PROS BEFORE HOS. In her recent Obama column in the Wall Street Journal, Peggy Noonan slaps the main stream media, then disingenuously describes herself as a "proud member since 2000." In a way, that's quite true; she wrote speeches for Reagan, fatally setting the tone for what we still describe as the liberal media, which has done nothing since then but cosset her old boss, amplify and exacerbate every half- and quarter-baked scandal-story about Bill Clinton, and treat subsequent Democratic Presidential candidates as if they were third-party radicals. In that sense there is no one more mainstream than her.

So let us in this instance give Noonan the credit she deserves as a big-time operator. Her praise of Obama, before the knife-twist, is almost as syrupy as her Reagan encomia from back in the day. She does not tip her hand too soon, as this well-regarded amateur does. Executive summaries of the sort he offers ("While I was impressed by his argument, I could not help but return to the central question of his candidacy...") may impress other right-wing internet essayists, but Noonan has been to the Show, and knows to keep the forkball hidden until it's time to release it. Her depth-charge is truly deep:
But "a similar anger exists within segments of the white community." He speaks of working- and middle-class whites whose "experience is the immigrant experience," who started with nothing. "As far as they're concerned, no one handed them anything, they've built it from scratch." "So when they are told to bus their children to a school across town," when they hear of someone receiving preferences they never received, and "when they're told their fears about crime in urban neighborhoods are somehow prejudiced," they feel anger too.

This is all, simply, true. And we are not used to political figures being frank, in this way, in public. For this Mr. Obama deserves deep credit. It is also true the particular whites Obama chose to paint -- ethnic, middle class -- are precisely the voters he needs to draw in Pennsylvania. It was strategically clever. But as one who witnessed busing in Boston first hand, and whose memories of those days can still bring tears, I was glad for his admission that busing was experienced as an injustice by the white working class. Next step: admitting it was an injustice, period.
I have already mentioned the "You already admitted black people have prejudices, now insult some black parishioners" approach of such as Andrew Sullivan, but Sullivan is a mere columnist, and not so accustomed to dishing the poisoned treacle as a practiced operative like Noonan.
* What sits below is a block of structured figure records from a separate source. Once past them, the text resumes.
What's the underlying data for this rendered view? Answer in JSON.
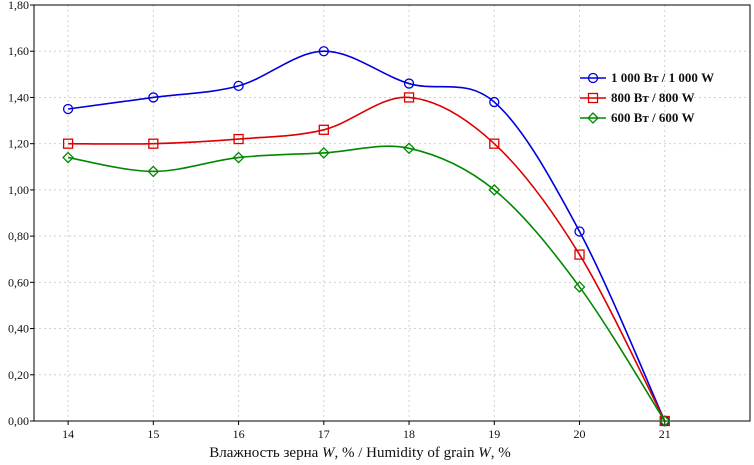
{
  "chart_data": {
    "type": "line",
    "xlabel_parts": [
      "Влажность зерна ",
      "W",
      ", % / Humidity of grain ",
      "W",
      ", %"
    ],
    "ylabel": "",
    "x": [
      14,
      15,
      16,
      17,
      18,
      19,
      20,
      21
    ],
    "xlim": [
      13.6,
      22.0
    ],
    "ylim": [
      0,
      1.8
    ],
    "x_ticks": [
      "14",
      "15",
      "16",
      "17",
      "18",
      "19",
      "20",
      "21"
    ],
    "y_ticks": [
      "0,00",
      "0,20",
      "0,40",
      "0,60",
      "0,80",
      "1,00",
      "1,20",
      "1,40",
      "1,60",
      "1,80"
    ],
    "grid": true,
    "legend_position": "right",
    "series": [
      {
        "name": "1 000 Вт / 1 000 W",
        "color": "#0000dd",
        "marker": "circle",
        "values": [
          1.35,
          1.4,
          1.45,
          1.6,
          1.46,
          1.38,
          0.82,
          0.0
        ]
      },
      {
        "name": "800 Вт / 800 W",
        "color": "#dd0000",
        "marker": "square",
        "values": [
          1.2,
          1.2,
          1.22,
          1.26,
          1.4,
          1.2,
          0.72,
          0.0
        ]
      },
      {
        "name": "600 Вт / 600 W",
        "color": "#008800",
        "marker": "diamond",
        "values": [
          1.14,
          1.08,
          1.14,
          1.16,
          1.18,
          1.0,
          0.58,
          0.0
        ]
      }
    ]
  }
}
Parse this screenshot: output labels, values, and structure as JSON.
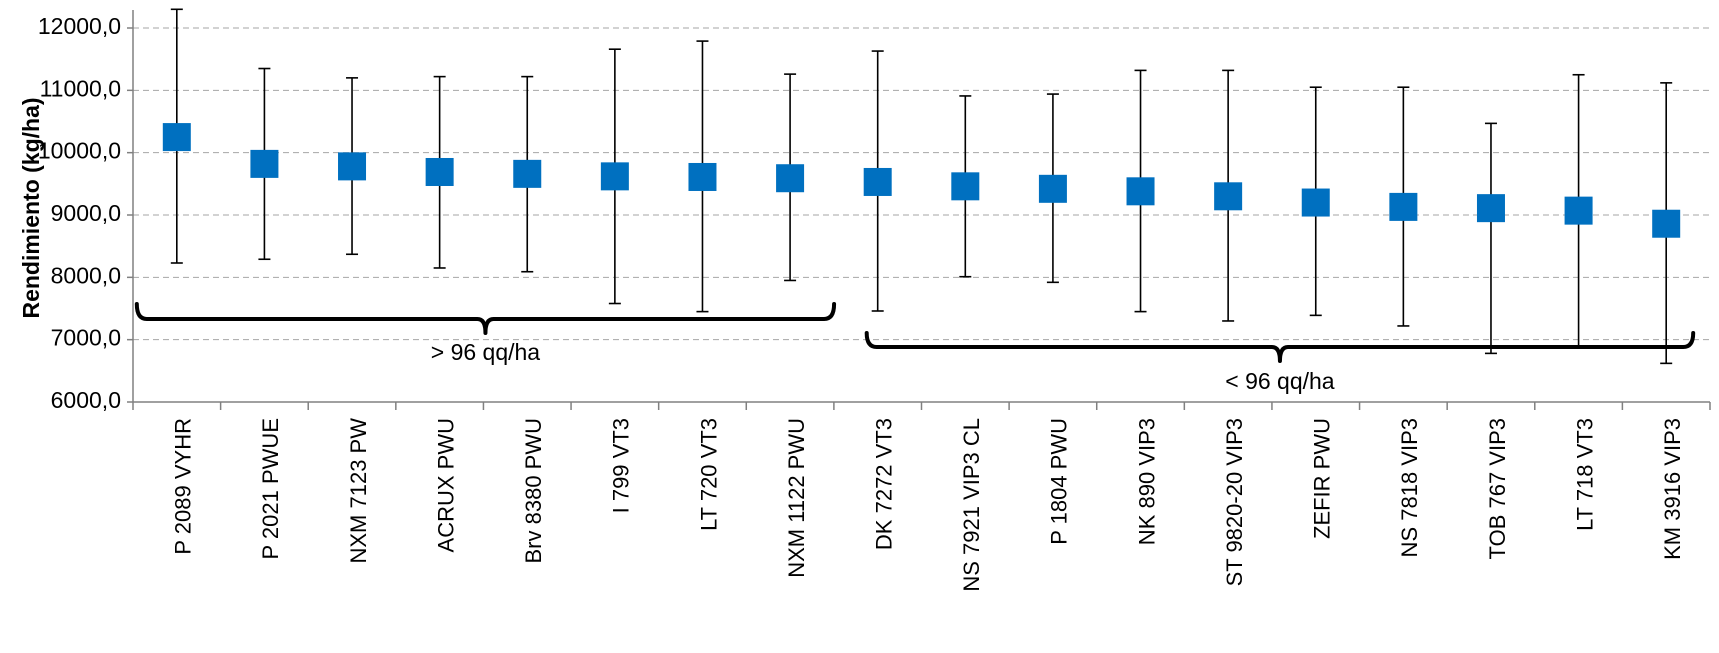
{
  "chart_data": {
    "type": "scatter",
    "ylabel": "Rendimiento (kg/ha)",
    "xlabel": "",
    "title": "",
    "ylim": [
      6000,
      12300
    ],
    "y_ticks": [
      6000,
      7000,
      8000,
      9000,
      10000,
      11000,
      12000
    ],
    "y_tick_labels": [
      "6000,0",
      "7000,0",
      "8000,0",
      "9000,0",
      "10000,0",
      "11000,0",
      "12000,0"
    ],
    "grid": "horizontal-dashed",
    "marker_color": "#0070c0",
    "categories": [
      "P 2089 VYHR",
      "P 2021 PWUE",
      "NXM 7123 PW",
      "ACRUX PWU",
      "Brv 8380 PWU",
      "I 799 VT3",
      "LT 720 VT3",
      "NXM 1122 PWU",
      "DK 7272 VT3",
      "NS 7921 VIP3 CL",
      "P 1804 PWU",
      "NK 890 VIP3",
      "ST 9820-20 VIP3",
      "ZEFIR PWU",
      "NS 7818 VIP3",
      "TOB 767 VIP3",
      "LT 718 VT3",
      "KM 3916 VIP3"
    ],
    "values": [
      10250,
      9820,
      9780,
      9690,
      9660,
      9620,
      9610,
      9590,
      9530,
      9460,
      9420,
      9380,
      9300,
      9200,
      9130,
      9110,
      9070,
      8860
    ],
    "error_high": [
      12300,
      11350,
      11200,
      11220,
      11220,
      11660,
      11790,
      11260,
      11630,
      10910,
      10940,
      11320,
      11320,
      11050,
      11050,
      10470,
      11250,
      11120
    ],
    "error_low": [
      8230,
      8290,
      8370,
      8150,
      8090,
      7580,
      7450,
      7950,
      7460,
      8010,
      7920,
      7450,
      7300,
      7390,
      7220,
      6780,
      6890,
      6620
    ],
    "groups": [
      {
        "label": "> 96 qq/ha",
        "from": 0,
        "to": 7
      },
      {
        "label": "< 96 qq/ha",
        "from": 8,
        "to": 17
      }
    ]
  }
}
Sullivan could never find room in his columns for a call to revival of the Louise Day Hicks doctrine. He has staked too much on his "post-racial" angle. To call for Obama to revisit and renounce busing would harsh Sullivan's modish and studiously-established cross-cultural mellow.

Noonan, on the other hand, is old school. She recalls the ancient racial wars, and knows from long experience how to make segregation look reasonable to white people. Though in the current state of play it would look bad to endorse white mobs screaming at buses full of black children, Noonan knows she can, in the cacophony and confusion attending to Obama's speech, reframe that disgusting episode as a legitimate white grievance. And she knows that no one on her side, least of all Sullivan, will raise a demurrer.

I have to say Noonan's rancid, racist gambit is well-played. I only wish there were someone with establishment credentials and balls to refute her, or to plainly state why they won't.